A l’approche de la journée internationale pour l’élimination de la violence à l’égard des femmes qui se tiendra le 25 novembre, Denis Goeman, porte-parole du parquet de Bruxelles, a accepté mercredi d’expliquer le peu de communication sur les violences intraconjugales dans les faits divers transmis quotidiennement aux médias. En réaction, Sylvie Lausberg, présidente du Conseil des femmes francophones de Belgique, a plaidé jeudi pour que ces violences entre conjoints soient traitées de la même manière que les autres agressions.

Dans la pratique, les parquets avisent systématiquement les médias des meurtres dans le contexte conjugal. Pour les seules violences, il arrive que des polices communiquent sur certains faits, qui ne sont pas souvent repris par les médias. A Bruxelles par exemple, la zone de Bruxelles-Nord informait par le passé assez régulièrement les journalistes de faits marquants en la matière, mais depuis que l’information est centralisée au niveau du parquet de Bruxelles, cela ne se fait plus. « Je suis appelé de 5 à 10 fois par nuit pour des violences intrafamiliales de toutes natures », remarque Denis Goeman. « Il s’agit de contextes familiaux particuliers, qui ne concernent pas l’intérêt général, et je n’ai jamais de questions de journalistes sur les plaintes de femmes contre leurs maris. »

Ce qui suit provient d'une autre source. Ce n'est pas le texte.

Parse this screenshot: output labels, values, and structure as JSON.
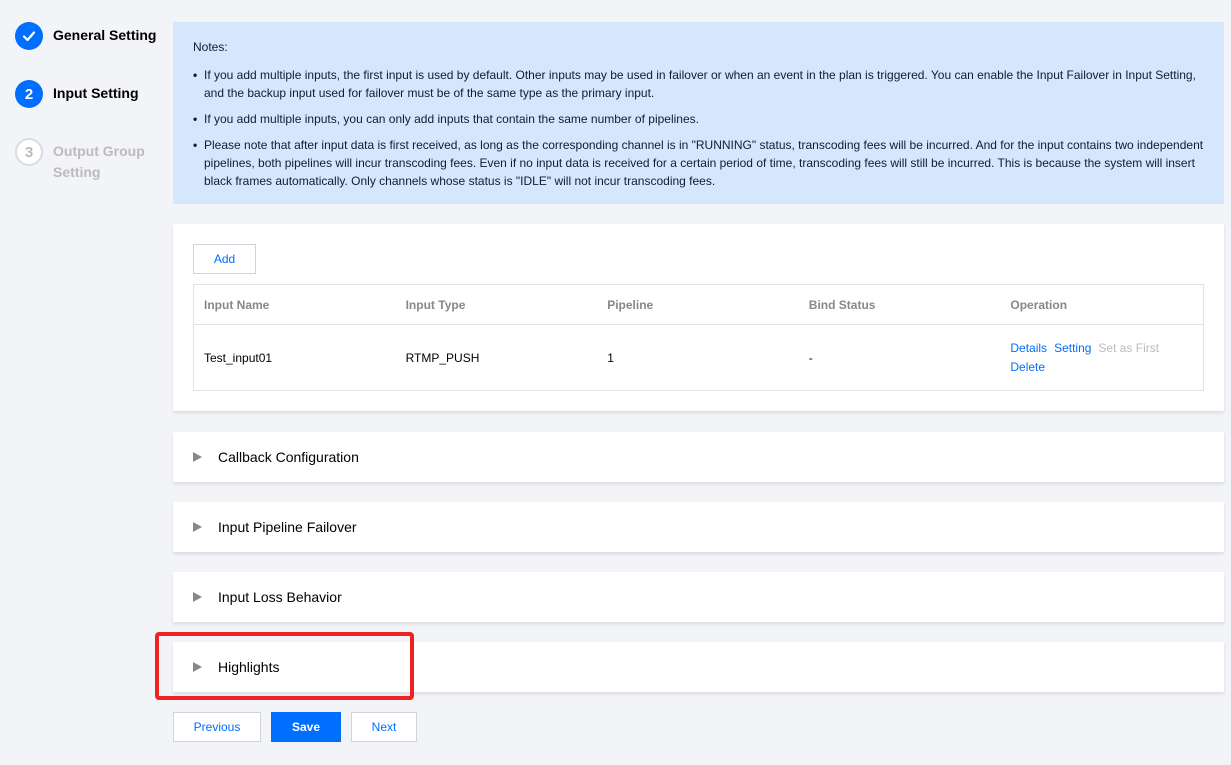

Sylvie Lausberg se montre critique sur ce manque d’intérêt à communiquer au niveau du parquet et de la presse : « l’invisibilisation des violences envers les femmes contribue à légitimer ces violences. Répondre qu’il s’agit d’une question familiale ne tient pas compte de la loi Lizin de 1998, qui sort les violences conjugales de la sphère privée et familiale, pour les considérer comme des violences de genre qui concernent la société toute entière. » « Hors du cadre familial, les agressions remontent par voie de presse lorsque leur violence est notable. Dans cette même logique, les faits marquants de violence entre conjoints, comme les menaces et agressions avec arme ou encore les séquestrations, pourraient être communiqués ».

Selon Sylvie Lausberg, le fait de ne pas le faire porte à croire que cela fait partie de la vie des gens dans l’esprit des autorités judiciaires, que c’est normalisé: « ne pas briser ce silence démontre un aveuglement par rapport à un fléau de société qui coûte énormément sur le plan humain mais aussi budgétaire. On a estimé le coût des violences conjugales à 288 millions d’euros par an dans le monde du travail, auxquels s’ajoutent les coûts en santé et en accueil. En Belgique, il y a environ 40.000 procès verbaux pour des violences conjugales chaque année, soit peut-être 15% des faits, et donc le monde judiciaire a matière à communiquer. Estimer que cela appartient au domaine familial, c’est se moquer des femmes qui subissent cela au quotidien, comme si on considérait que cela faisait partie des aléas de l’existence. » Elle avance qu’environ 70% sont classés sans suite.